What the new tax bill could mean for you

Changes in the tax code won't affect your upcoming taxes for this year, but it will change things for 2018 and beyond.

"Once you get to $70,000 of taxable income, the bracket appears to have a 3 percent reduced rate for the next couple of levels," CPA Andy Kahn said.

Kahn adds the tax bill cuts income tax rates at most levels but not at the very lowest. It also eliminates personal exemptions and doubles the standard deduction of up to $24,000 for married couples, which will give a boost to some of those lowest earners.

"If you're married and filing jointly and your income isn't higher than $24,000 you'll pay zero tax," Kahn explained.

The child tax credit is also doubled. The new bill even keeps current deductions for student loan interest and tuition waivers for grad students will remain tax free.

But new home buyers would only be able to deduct interest rates on the first $750,000 of mortgage debt instead of the previous million and the state and local tax deductions are now capped at $10,000.

Kahn says the bill benefits corporations the most. He adds business owners can now also write off expensive buys like new buildings or equipment.

"This bill is meant to promote economic growth," he adds.

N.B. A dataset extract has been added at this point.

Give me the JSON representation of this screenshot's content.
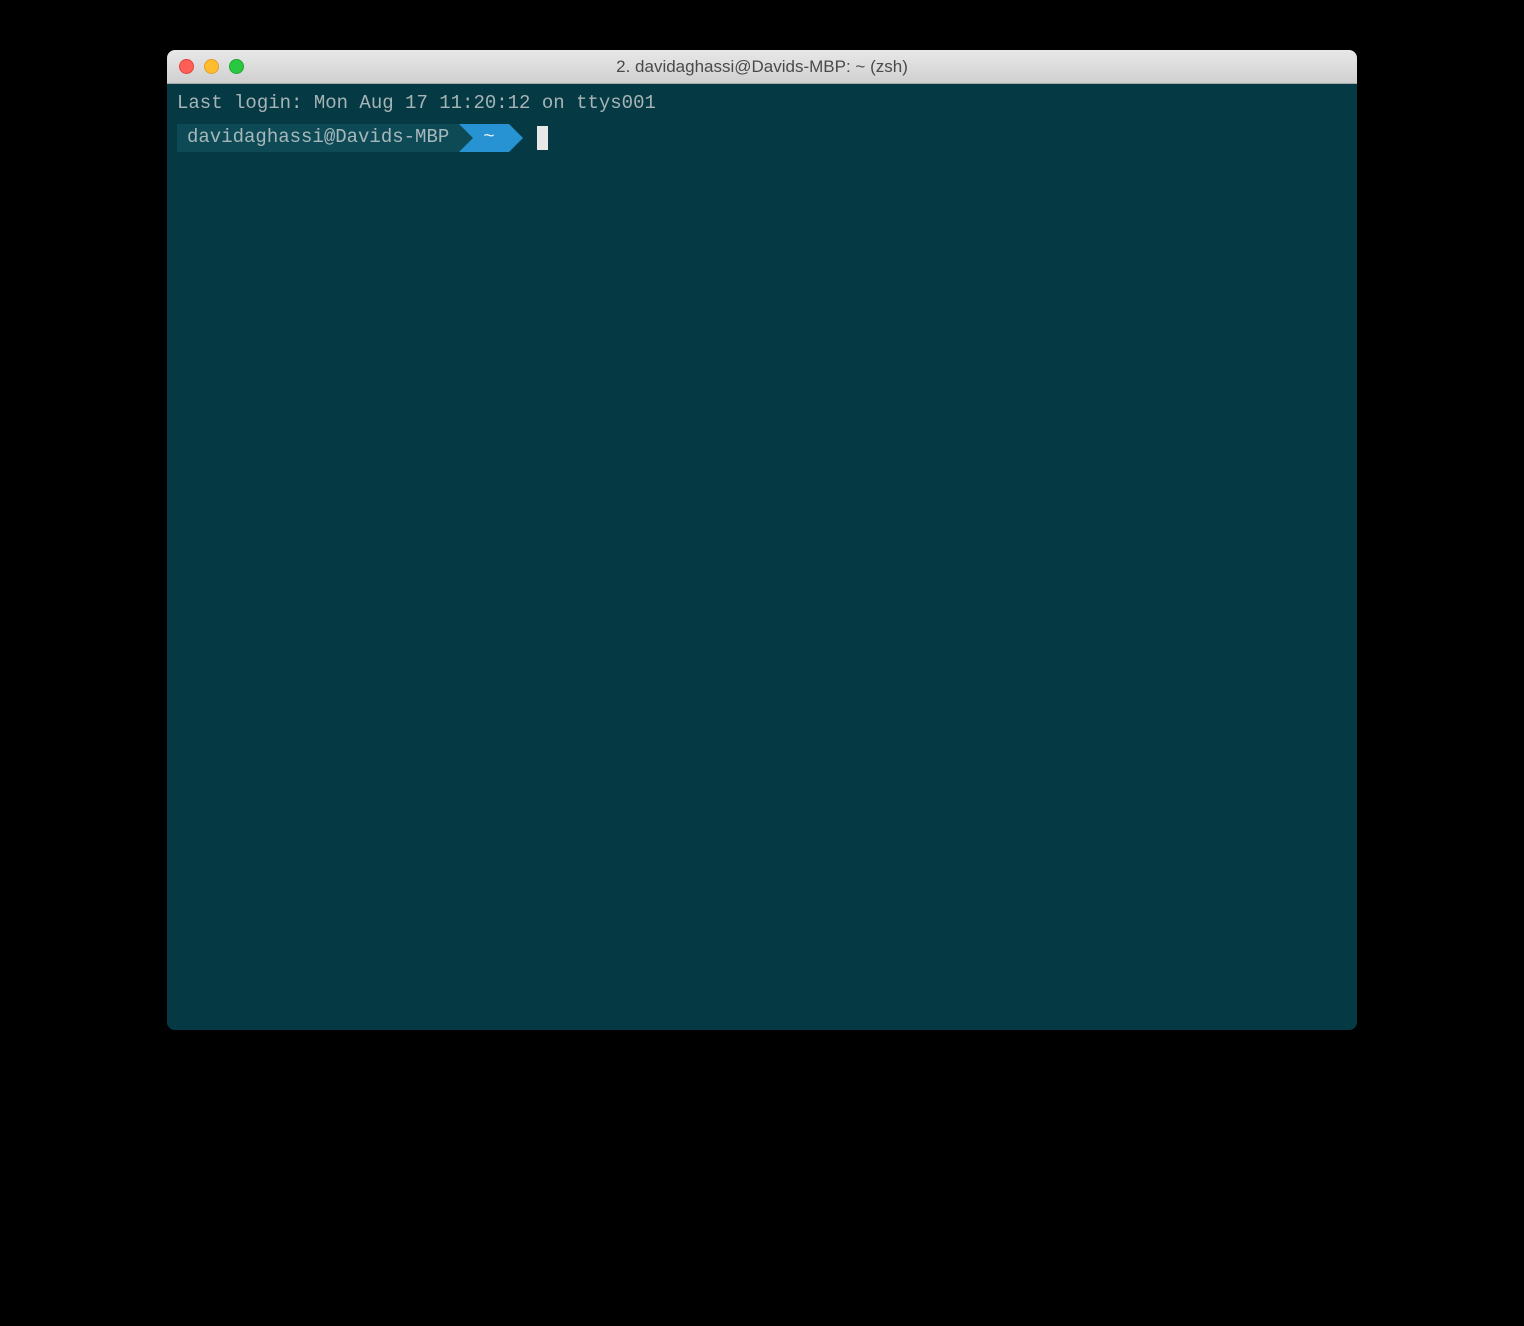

But there is always a price to pay. Ed Kaminski of the nonprofit Housing Development Corporation says banks now have less incentive to subsidize new low income affordable housing projects.

"We are expecting next year with the tax reform, that the pricing will go down and we might get 60 to 65 percent cost paid by the tax credit," Kaminski said.

That's a 20 percent decline he says will result in less affordable housing to be built.

The bill also eliminates the Affordable Care Act mandate and opens up the Alaska Wild Life Refuge to oil and gas drilling.

The Congressional Budget Office says the bill will add more than a trillion dollars to the deficit.

Health Care experts say the repealing of the Affordable Care Act mandate could push 13 million people off insurance and sharply raise rates for everyone else.